In a triathlon, there are two transitions, T1 (from swim to bike) and T2 (from bike to run). There is A LOT of planning and rehearsal that goes into these transitions, even though they only entail changing your shoes, a slight outfit change, a snack, and some sunscreen! They are not even an actual sport! And yet, they can really make or break a race. The same has been told to me many times from people after a successful weight loss journey when they have experienced weight regain. “The weight loss was easy, but the transition to a regular diet did not go well. I need to go back and do it again and really focus on the transition this time.” This happened to me in Ironman 70.3 Santa Rosa 2019. I took 16 minutes in T1 (for reference, 7 minutes is typical). Then, I crashed my bike and missed the cutoff for the half marathon by two minutes. Many times, we can adapt to one challenge, but two or three can compound and make it even more difficult.

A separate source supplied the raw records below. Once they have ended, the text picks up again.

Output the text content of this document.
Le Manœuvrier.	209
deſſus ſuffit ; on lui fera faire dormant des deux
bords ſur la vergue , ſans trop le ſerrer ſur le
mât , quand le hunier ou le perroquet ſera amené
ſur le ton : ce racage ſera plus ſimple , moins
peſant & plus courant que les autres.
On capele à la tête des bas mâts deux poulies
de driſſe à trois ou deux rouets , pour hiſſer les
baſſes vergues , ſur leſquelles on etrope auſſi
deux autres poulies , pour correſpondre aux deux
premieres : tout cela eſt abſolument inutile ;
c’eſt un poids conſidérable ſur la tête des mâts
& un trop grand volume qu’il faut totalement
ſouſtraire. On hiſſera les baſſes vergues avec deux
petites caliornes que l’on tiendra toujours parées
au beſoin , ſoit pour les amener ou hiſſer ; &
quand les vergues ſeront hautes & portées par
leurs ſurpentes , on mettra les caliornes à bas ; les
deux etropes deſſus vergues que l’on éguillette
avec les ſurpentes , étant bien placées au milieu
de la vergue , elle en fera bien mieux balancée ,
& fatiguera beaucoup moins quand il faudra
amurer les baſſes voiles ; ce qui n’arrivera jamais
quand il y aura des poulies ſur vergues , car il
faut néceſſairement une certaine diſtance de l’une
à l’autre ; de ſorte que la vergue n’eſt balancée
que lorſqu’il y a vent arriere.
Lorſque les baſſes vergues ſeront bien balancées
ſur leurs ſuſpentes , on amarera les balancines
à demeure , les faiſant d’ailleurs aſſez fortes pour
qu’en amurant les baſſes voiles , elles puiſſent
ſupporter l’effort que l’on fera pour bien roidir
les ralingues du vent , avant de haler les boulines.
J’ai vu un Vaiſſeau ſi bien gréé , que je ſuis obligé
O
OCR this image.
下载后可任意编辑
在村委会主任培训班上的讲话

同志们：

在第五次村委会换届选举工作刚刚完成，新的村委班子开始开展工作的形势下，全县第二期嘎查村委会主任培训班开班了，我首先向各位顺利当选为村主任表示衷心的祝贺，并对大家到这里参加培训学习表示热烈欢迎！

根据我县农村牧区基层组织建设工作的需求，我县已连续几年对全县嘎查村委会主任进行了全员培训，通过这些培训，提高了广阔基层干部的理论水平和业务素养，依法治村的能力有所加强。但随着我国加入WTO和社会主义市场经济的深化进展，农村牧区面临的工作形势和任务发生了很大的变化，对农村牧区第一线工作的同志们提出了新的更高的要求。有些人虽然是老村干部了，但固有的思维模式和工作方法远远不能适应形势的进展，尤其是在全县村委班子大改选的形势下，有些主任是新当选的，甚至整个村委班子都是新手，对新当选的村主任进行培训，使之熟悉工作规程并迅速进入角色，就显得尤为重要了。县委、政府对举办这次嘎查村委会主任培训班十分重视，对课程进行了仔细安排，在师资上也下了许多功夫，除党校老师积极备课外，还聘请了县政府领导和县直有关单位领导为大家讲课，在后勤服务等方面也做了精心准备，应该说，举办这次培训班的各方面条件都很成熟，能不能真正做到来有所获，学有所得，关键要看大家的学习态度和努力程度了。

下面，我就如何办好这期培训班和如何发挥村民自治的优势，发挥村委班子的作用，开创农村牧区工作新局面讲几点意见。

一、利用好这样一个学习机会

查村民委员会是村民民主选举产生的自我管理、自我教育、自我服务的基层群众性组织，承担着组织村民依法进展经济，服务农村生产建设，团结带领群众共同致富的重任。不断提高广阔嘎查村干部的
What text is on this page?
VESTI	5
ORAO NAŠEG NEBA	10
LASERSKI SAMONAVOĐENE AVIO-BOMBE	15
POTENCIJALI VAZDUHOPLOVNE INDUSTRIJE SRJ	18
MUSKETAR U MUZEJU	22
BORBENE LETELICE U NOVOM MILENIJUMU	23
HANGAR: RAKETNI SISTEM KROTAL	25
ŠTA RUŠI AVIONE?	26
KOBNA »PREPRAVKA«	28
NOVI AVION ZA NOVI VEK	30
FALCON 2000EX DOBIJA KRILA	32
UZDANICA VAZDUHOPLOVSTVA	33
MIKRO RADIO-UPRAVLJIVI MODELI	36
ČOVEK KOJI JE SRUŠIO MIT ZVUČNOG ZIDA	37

Transitions in weight loss and health are actually happening continuously, in small and large ways. They happen in a large way when transitioning from weight loss to weight maintenance. But, they happen several times a day as well. You make a transition when you wake up and choose to workout or have breakfast or not. You make a transition when you walk to the printer by the candy dish and get a snack or not. You make a transition when you get in the car and drive home and stop at a drive-thru or not. You make a transition when you get in a fight with a loved one and turn to food to cope or not. You make a transition when you get home from vacation and get back into healthy routines or not. You are making transitions between your roles as parent, intimate partner, worker, individual, child, caregiver many times throughout the day. Food or alcohol are commonly used during these times. Transitions can be sources of stress and need to be planned, practiced, rehearsed, analyzed, re-engineered, and done again.

Plan Your Season

Every triathlete plans his/her season each year by choosing his/her races. You can choose many races, or just a few. You can choose to focus on one pivotal race, and just have a practice one for that, or you can do a bunch of races with friends. If you do too many, you may get injured, overtrain, and not be able to finish. If you do not do enough, you may just miss out. In weight loss, you need to plan not only your weight loss journey, but your entire season. Your health is not the only thing that you do. I always ask people what is competing for their time, attention, energy, and resources. Many times, people will say that they have done “badly” as they have gained their weight back. But, they have kept their job during tough times, cared for their ill parents and multiple children, kept their home, and well…you get the idea. I tell them that they have done a great job, their season just did not include a plan for their health. So, take everything you need to do in your life, and plan your season. Be realistic. If you have a lot of other things you need to do, just plan one race, and make it a flat one. This may mean that your goal is to maintain your weight or do a modified plan and lose 1 pound a week instead of 3 just by having a shake for breakfast. That may be the perfect season for this season. Without a plan, you may gain 15 pounds during that season instead of losing 15 pounds, which means you end up 30 pounds heavier. See the difference a plan makes? Not every season will look the same.

Remember, weight loss is a marathon, not a sprint. Making it to the starting line is a success. Forward is a pace. Sometimes, you are just treading water.

You have your own hero story within you. You are living it as we speak. You can not change the start, but you can determine the ending. Write your story. Sans peur.